Cari amici bipedi della rete e cari fans quadrupedi, oggi vi voglio parlare della mia nuova dieta partendo da un presupposto.

Come ormai ben saprete, sono (meccanicamente parlando) una delle cagnoline più sfigate del cosmo; in un anno di vita sono già diventata un caso scientifico che manco un fenomeno da baraccone di metà ottocento. Tutte le anestesie, le cure antibiotiche e cortisoniche, gli interventi chirurgici e stress annessi mi hanno fatto arrivare ad oggi sottosviluppata: troppo magra, non ancora sessualmente matura, con dentizione incompleta. Praticamente l’unica parte di me che si è sviluppata a dovere… sono le orecchie!!!

I miei bipedi mi hanno dato da mangiare le migliori crocchette per sostenermi nella crescita una volta risolto il mio problema di deglutizione (che poi non è risolto al 100% ma almeno adesso il cibo va nello stomaco e non nei polmoni… eh!) ma a un certo punto si è manifestato un nuovo inconveniente: l’aria nell’esofago. Mi gonfiavo come un pallone, non scherzo dicendovi che il mio torace raggiungeva le dimensioni di un’anguria ed era talmente teso che mi faceva male e non riuscivo nemmeno a sdraiarmi per terra. Nel giro di qualche ora riuscivo a fare puzzette a sufficienza per sgorgarmi un po’, ma il dolore rimaneva.

Mi hanno dato i carboni. Niente. Mi hanno dato antiacidi. Niente. Mi hanno dato nuovi antibiotici – i vet pensavano potessi avere dei batteri nell’esofago. Niente.

Finalmente il mio super vet di Verona ha suggerito agli affranti bipedi di darmi solo ed esclusivamente carne. Sì, togliamo tutto, ripartiamo da zero. Una nuova dieta, fatta di macinato e muscolo bovino, stava aprendosi davanti alle mie fauci! Il sogno di ogni cane si stava materializzando come per magia! E la parte più bella – ehm, volevo dire BUONA – è che il cibo mi veniva dato praticamente crudo!!!

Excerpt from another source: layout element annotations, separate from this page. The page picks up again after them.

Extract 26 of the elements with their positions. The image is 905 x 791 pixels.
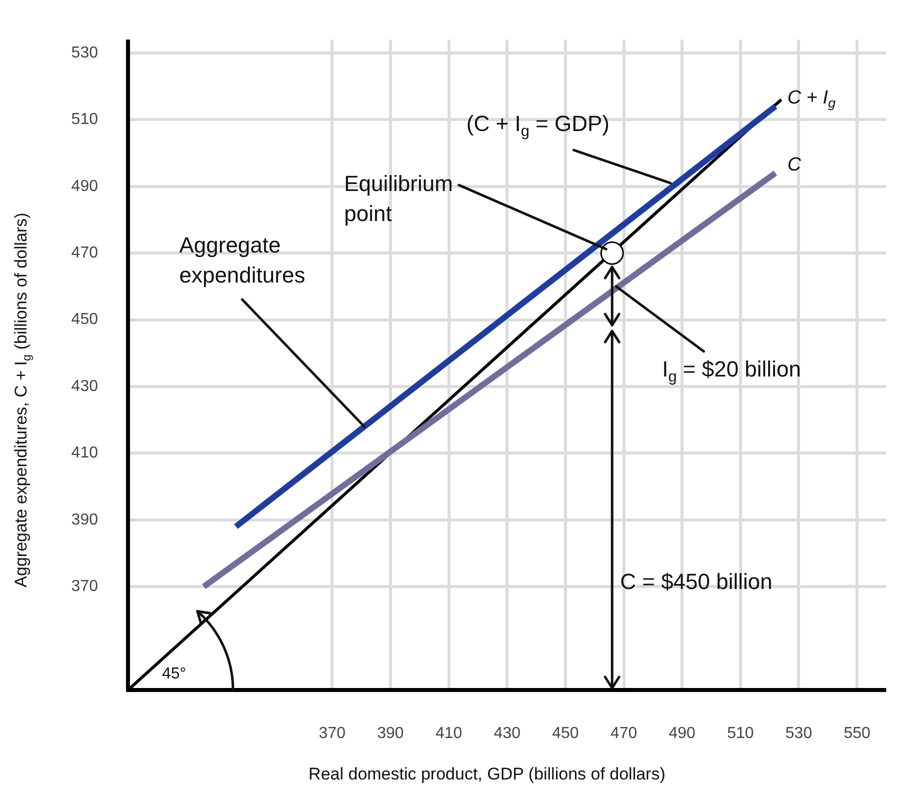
y-tick-label: 370 (71, 578, 98, 596)
y-tick-label: 390 (71, 511, 98, 528)
x-tick-label: 530 (785, 725, 812, 742)
x-tick-label: 490 (668, 725, 696, 742)
x-tick-label: 410 (435, 725, 462, 742)
y-tick-label: 410 (71, 444, 98, 462)
y-tick-label: 430 (71, 378, 98, 395)
y-axis-title: Aggregate expenditures, C + Ig (billions of dollars) (12, 212, 34, 588)
x-axis-title: Real domestic product, GDP (billions of dollars) (308, 764, 666, 784)
x-tick-label: 550 (844, 725, 871, 742)
annotation: C = $450 billion (620, 569, 772, 594)
y-tick-label: 510 (71, 111, 98, 128)
x-tick-label: 450 (552, 725, 579, 742)
y-tick-label: 490 (71, 178, 98, 195)
x-tick-label: 470 (610, 725, 638, 742)
annotation: 45° (162, 665, 186, 682)
x-tick-label: 390 (377, 725, 404, 742)
series-label: C (787, 154, 802, 176)
annotation: Aggregate expenditures (179, 232, 306, 288)
x-tick-label: 370 (318, 725, 346, 742)
annotation: Equilibrium point (344, 171, 453, 226)
y-tick-label: 470 (71, 244, 98, 262)
x-tick-label: 430 (494, 725, 521, 742)
x-tick-label: 510 (727, 725, 754, 742)
y-tick-label: 450 (71, 311, 98, 328)
y-tick-label: 530 (71, 44, 98, 62)
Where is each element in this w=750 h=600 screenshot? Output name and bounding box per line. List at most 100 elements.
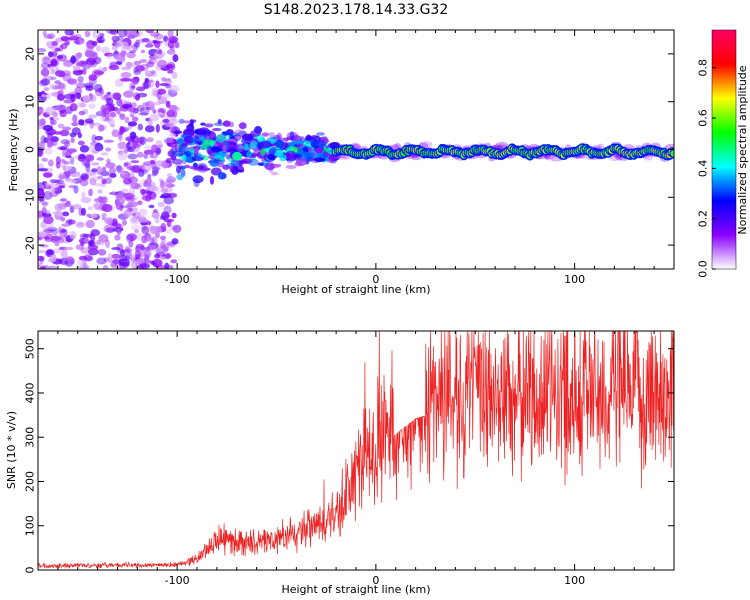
noise-blob bbox=[122, 219, 127, 226]
onset-blob bbox=[191, 156, 204, 162]
noise-blob bbox=[58, 185, 66, 189]
noise-blob bbox=[127, 106, 135, 113]
noise-blob bbox=[60, 43, 68, 50]
onset-blob bbox=[285, 165, 297, 170]
noise-blob bbox=[105, 147, 112, 152]
onset-blob bbox=[292, 140, 305, 145]
noise-blob bbox=[55, 210, 63, 217]
noise-blob bbox=[120, 188, 129, 193]
noise-blob bbox=[49, 253, 57, 263]
noise-blob bbox=[64, 30, 74, 36]
noise-blob bbox=[62, 144, 69, 151]
noise-blob bbox=[61, 159, 66, 164]
noise-blob bbox=[51, 187, 56, 197]
x-tick-label: 100 bbox=[564, 574, 585, 587]
y-tick-label: 400 bbox=[24, 382, 37, 403]
noise-blob bbox=[170, 225, 179, 231]
noise-blob bbox=[59, 198, 67, 202]
noise-blob bbox=[82, 94, 91, 104]
onset-blob bbox=[272, 163, 282, 167]
noise-blob bbox=[112, 259, 122, 264]
noise-blob bbox=[69, 231, 77, 240]
noise-blob bbox=[123, 90, 134, 98]
noise-blob bbox=[58, 71, 66, 78]
noise-blob bbox=[129, 50, 137, 54]
noise-blob bbox=[149, 57, 157, 65]
noise-blob bbox=[93, 198, 104, 202]
noise-blob bbox=[78, 110, 86, 116]
noise-blob bbox=[43, 56, 54, 61]
noise-blob bbox=[41, 56, 51, 64]
noise-blob bbox=[131, 215, 138, 223]
noise-blob bbox=[61, 223, 71, 227]
noise-blob bbox=[161, 76, 166, 82]
noise-blob bbox=[63, 160, 71, 165]
noise-blob bbox=[174, 41, 180, 49]
noise-blob bbox=[72, 204, 82, 210]
noise-blob bbox=[43, 34, 54, 40]
y-tick-label: 100 bbox=[24, 515, 37, 536]
onset-blob bbox=[189, 165, 198, 170]
noise-blob bbox=[60, 249, 68, 259]
noise-blob bbox=[161, 93, 171, 99]
colorbar-tick-label: 0.0 bbox=[697, 260, 710, 278]
noise-blob bbox=[88, 114, 98, 119]
onset-blob bbox=[228, 121, 235, 128]
noise-blob bbox=[41, 94, 46, 98]
noise-blob bbox=[42, 124, 54, 132]
noise-blob bbox=[58, 174, 67, 180]
noise-blob bbox=[80, 179, 89, 187]
noise-blob bbox=[69, 156, 75, 165]
noise-blob bbox=[56, 55, 64, 60]
noise-blob bbox=[139, 106, 150, 116]
noise-blob bbox=[91, 168, 98, 173]
noise-blob bbox=[109, 111, 117, 118]
y-tick-label: 0 bbox=[24, 567, 37, 574]
noise-blob bbox=[149, 104, 155, 111]
noise-blob bbox=[54, 242, 60, 247]
onset-blob bbox=[198, 165, 205, 169]
onset-blob bbox=[232, 151, 242, 161]
onset-blob bbox=[217, 172, 227, 180]
spectrogram-y-label: Frequency (Hz) bbox=[7, 109, 20, 192]
noise-blob bbox=[119, 41, 129, 48]
noise-blob bbox=[56, 93, 65, 101]
noise-blob bbox=[81, 191, 86, 199]
noise-blob bbox=[151, 166, 160, 174]
noise-blob bbox=[104, 217, 114, 225]
noise-blob bbox=[108, 64, 120, 71]
noise-blob bbox=[41, 206, 47, 215]
noise-blob bbox=[76, 82, 86, 89]
onset-blob bbox=[238, 122, 247, 130]
onset-blob bbox=[316, 132, 325, 136]
noise-blob bbox=[91, 134, 97, 143]
noise-blob bbox=[166, 64, 174, 69]
noise-blob bbox=[143, 153, 149, 159]
onset-blob bbox=[215, 133, 226, 143]
noise-blob bbox=[111, 190, 116, 196]
noise-blob bbox=[166, 48, 176, 55]
noise-blob bbox=[152, 89, 158, 96]
noise-blob bbox=[111, 92, 120, 100]
noise-blob bbox=[132, 196, 139, 200]
noise-blob bbox=[167, 150, 175, 157]
onset-blob bbox=[294, 153, 302, 159]
noise-blob bbox=[144, 70, 154, 77]
noise-blob bbox=[163, 139, 175, 143]
noise-blob bbox=[43, 137, 49, 144]
noise-blob bbox=[67, 179, 77, 184]
noise-blob bbox=[146, 178, 152, 185]
noise-blob bbox=[97, 124, 105, 132]
onset-blob bbox=[178, 145, 190, 153]
noise-blob bbox=[78, 119, 85, 126]
noise-blob bbox=[50, 59, 58, 67]
noise-blob bbox=[47, 32, 56, 40]
noise-blob bbox=[119, 113, 126, 121]
noise-blob bbox=[53, 187, 63, 194]
noise-blob bbox=[47, 159, 54, 167]
noise-blob bbox=[131, 212, 136, 217]
noise-blob bbox=[98, 234, 109, 243]
noise-blob bbox=[84, 49, 93, 58]
onset-blob bbox=[222, 120, 231, 127]
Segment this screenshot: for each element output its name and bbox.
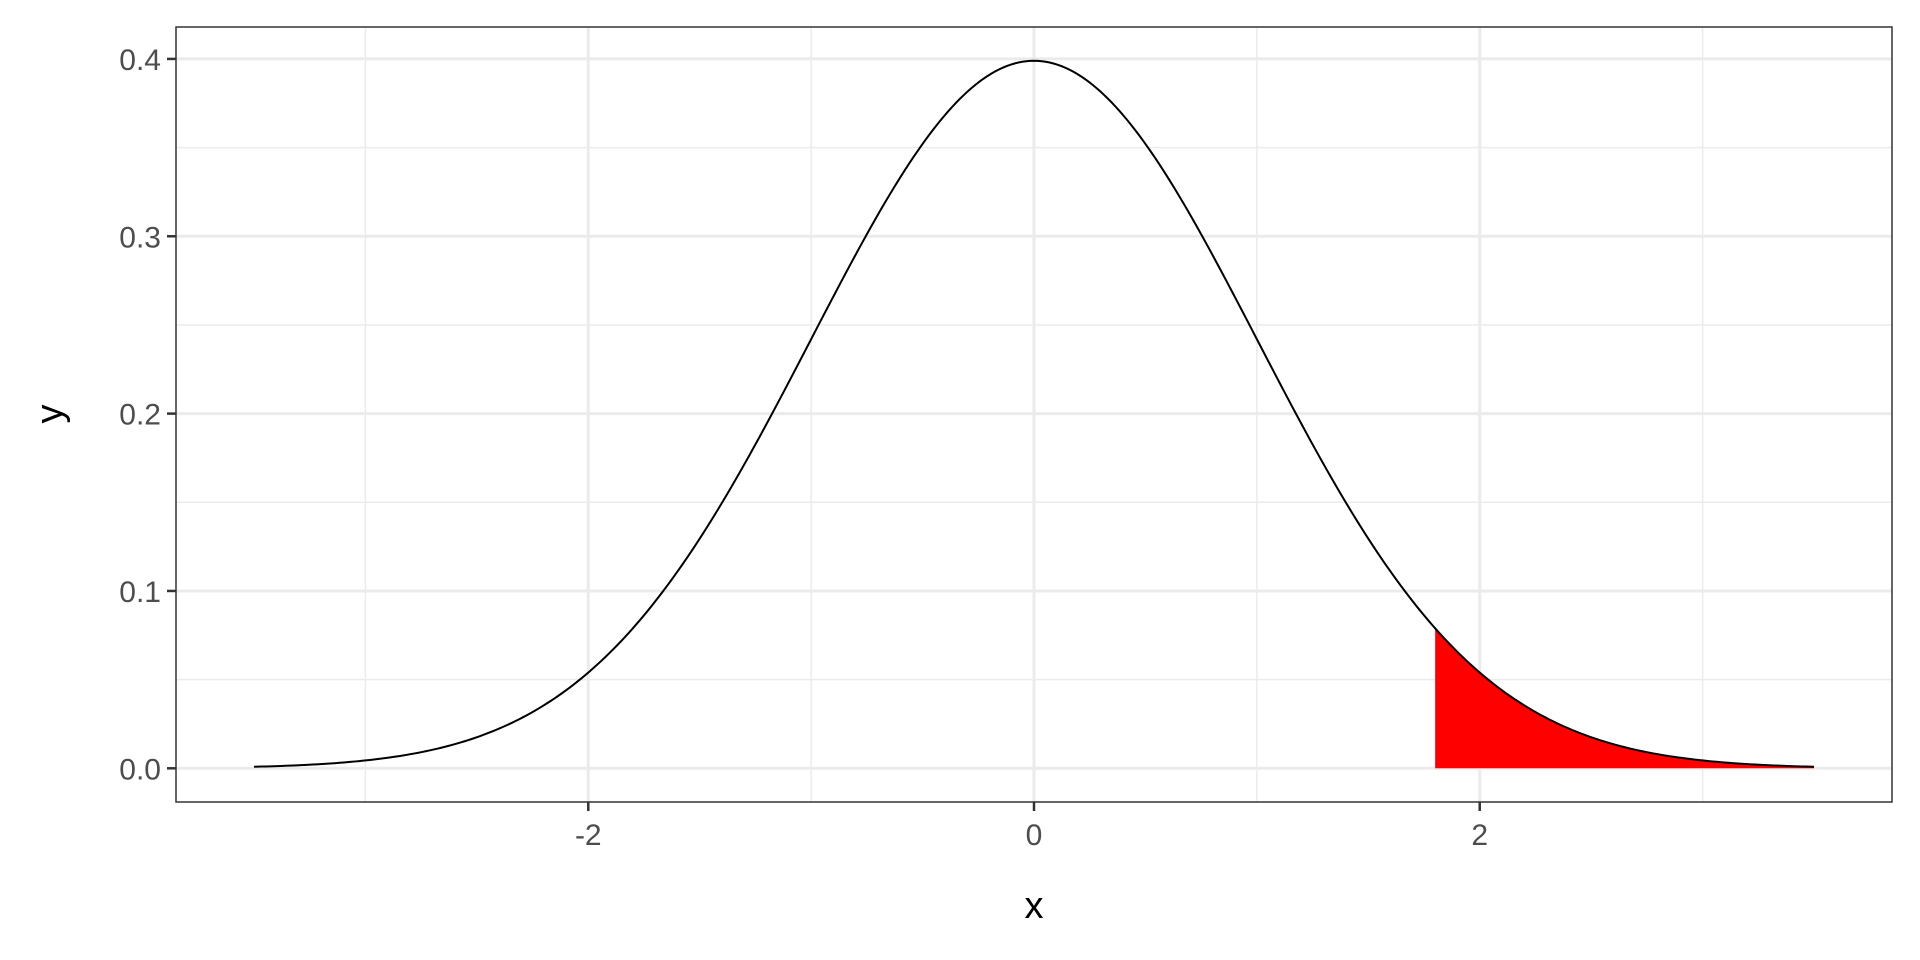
y-tick-label: 0.0 [119, 753, 161, 786]
x-axis-title: x [1025, 885, 1044, 927]
grid-lines [176, 27, 1892, 802]
y-tick-label: 0.4 [119, 44, 161, 77]
x-tick-label: 2 [1471, 819, 1488, 852]
shaded-tail-area [1435, 628, 1814, 769]
density-curve [253, 59, 1815, 768]
y-tick-label: 0.2 [119, 399, 161, 432]
y-tick-label: 0.1 [119, 576, 161, 609]
x-tick-label: 0 [1026, 819, 1043, 852]
y-axis-title: y [29, 405, 71, 424]
x-tick-label: -2 [575, 819, 602, 852]
y-axis-ticks: 0.0 0.1 0.2 0.3 0.4 [119, 44, 176, 786]
x-axis-ticks: -2 0 2 [575, 802, 1488, 852]
y-tick-label: 0.3 [119, 221, 161, 254]
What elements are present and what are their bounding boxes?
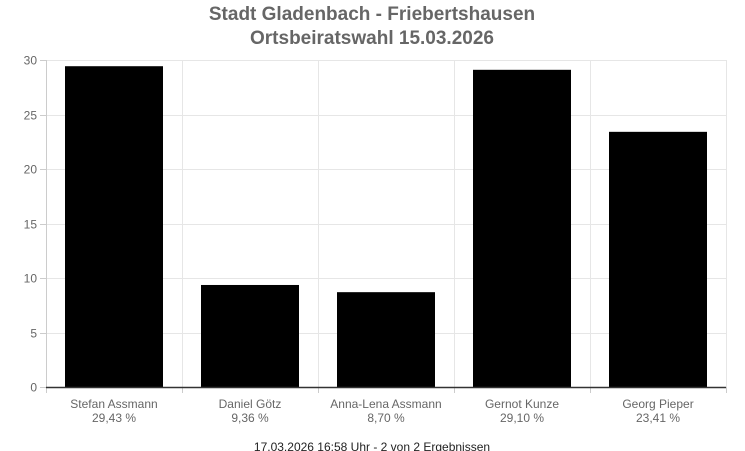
chart-title-line-1: Stadt Gladenbach - Friebertshausen (209, 4, 535, 25)
bar (201, 284, 299, 387)
x-category-label: Georg Pieper (622, 397, 693, 411)
x-value-label: 23,41 % (636, 411, 680, 425)
bar (473, 69, 571, 387)
bar (609, 131, 707, 387)
x-category-label: Daniel Götz (219, 397, 282, 411)
footer-text: 17.03.2026 16:58 Uhr - 2 von 2 Ergebniss… (254, 440, 490, 451)
bars (65, 66, 707, 387)
x-category-label: Stefan Assmann (70, 397, 157, 411)
x-value-label: 8,70 % (367, 411, 405, 425)
y-tick-label: 30 (24, 54, 38, 68)
chart-title-line-2: Ortsbeiratswahl 15.03.2026 (250, 28, 494, 49)
y-tick-label: 10 (24, 272, 38, 286)
y-tick-label: 20 (24, 163, 38, 177)
x-value-label: 29,10 % (500, 411, 544, 425)
bar (65, 66, 163, 387)
x-value-label: 9,36 % (231, 411, 269, 425)
y-tick-label: 25 (24, 109, 38, 123)
x-value-label: 29,43 % (92, 411, 136, 425)
bar (337, 292, 435, 387)
x-category-label: Anna-Lena Assmann (330, 397, 441, 411)
x-category-label: Gernot Kunze (485, 397, 559, 411)
y-tick-label: 0 (30, 381, 37, 395)
y-axis: 0 5 10 15 20 25 30 (24, 54, 47, 395)
y-tick-label: 5 (30, 327, 37, 341)
y-tick-label: 15 (24, 218, 38, 232)
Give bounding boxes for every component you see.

Che bontà! Che pasti succulenti! Da leccarsi i baffi! Che goduria strappare la carne! I bipedi mi davano una volta al giorno un pugnetto di crocchette, le stesse che mangiano la mia mamma e il mio ziettissimo preferitissimo Jed (della loro dieta lascio che ve ne parlino loro). Mi servono per completare la dieta e renderla bilanciata, oltre che per tenere pulite le zanne.

Nel giro di un mese ho gradualmente iniziato a sgonfiarmi e dopo tre mesi finalmente il problema “torace ad anguria” sembra stia sparendo. Non posso dire di aver preso peso ma di sicuro ho messo su un po’ di massa! E i dentini…? Iniziano a spuntare anche quegli ultimi timidoni che erano rimasti nascosti sotto alle gengive!

Del calore ancora nessuna traccia… ma per quello c’è tempo. Non ho fatto la cucciola per così tanto… lasciatemi divertire un po’!

Io sulla rupe dei re, usurpando il trono della principessa Dorotea!

Io sulla rupe dei re, usurpando il trono della principessa Dorotea!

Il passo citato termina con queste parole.